KARŞI TARAFIN SAVUNMASI: Savunma verilmemiştir.
DANIŞTAY TETKİK HÂKİMİ ...'İN DÜŞÜNCESİ: Temyiz isteminin reddi ile usul ve yasaya uygun olan Bölge İdare Mahkemesi kararının onanması gerektiği düşünülmektedir.
TÜRK MİLLETİ ADINA
Karar veren Danıştay Dokuzuncu Dairesince, Tetkik Hâkiminin açıklamaları dinlendikten ve dosyadaki belgeler incelendikten sonra gereği görüşüldü:
HUKUKİ DEĞERLENDİRME:
Bölge idare mahkemelerinin nihai kararlarının temyizen bozulması, 2577 sayılı İdari Yargılama Usulü Kanunu'nun 49. maddesinde yer alan sebeplerden birinin varlığı hâlinde mümkündür.
Dava konusu ödeme emrinin dayanağı olan ihbarnamelere karşı açılan davada ihbarnamelerin usulüne uygun tebliğ edilmediği kabul edilmek suretiyle ıttıla tarihi esas alınarak davanın kabulü yolunda verilen (... Bölge İdare Mahkemesi .... Vergi Dava Dairesinin .... tarih ve E:..., K:... sayılı) karara karşı yapılan temyiz başvurusu üzerine Dairemizin ... tarih ve E:..., K: ... sayılı kararı ile davacının ... Adi Ortaklığının sahte belge düzenleme fiiline iştirak ettiği kanaatine varıldığından, Bölge İdare Mahkemesi kararının, dava konusu vergi ziyaı cezası tutarlarının doğruluğunun araştırılması suretiyle yeniden bir karar verilmek üzere bozulduğu anlaşılmıştır.

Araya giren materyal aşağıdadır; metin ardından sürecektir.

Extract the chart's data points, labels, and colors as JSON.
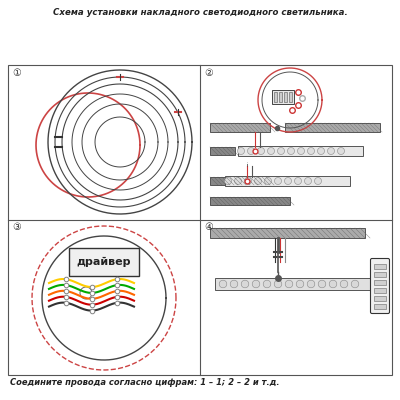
{
  "title": "Схема установки накладного светодиодного светильника.",
  "bottom_text": "Соедините провода согласно цифрам: 1 – 1; 2 – 2 и т.д.",
  "background_color": "#ffffff",
  "border_color": "#555555",
  "quadrant_labels": [
    "①",
    "②",
    "③",
    "④"
  ],
  "driver_text": "драйвер",
  "wire_colors": [
    "#ffcc00",
    "#00aa00",
    "#ff6600",
    "#cc0000",
    "#333333"
  ],
  "q1_lamp_color": "#555555",
  "q1_red_circle_color": "#cc4444"
}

Bu nedenle temyizen incelenen karar usul ve hukuka uygun olup, dilekçede ileri sürülen temyiz nedenleri kararın bozulmasını gerektirecek nitelikte görülmemiştir.
KARAR SONUCU:
Açıklanan nedenlerle;
1.Davalının temyiz isteminin reddine,
2.... Bölge İdare Mahkemesi .... Vergi Dava Dairesinin ... tarih ve E:..., K:... sayılı kararının ONANMASINA,
3.2577 sayılı İdari Yargılama Usulü Kanunu'nun 50. maddesi uyarınca, onama kararının taraflara tebliğini ve bir örneğinin de .. Bölge İdare Mahkemesi .... Vergi Dava Dairesine gönderilmesini teminen dosyanın .... Vergi Mahkemesine gönderilmesine, 31/03/2022 tarihinde kesin olarak oybirliğiyle karar verildi.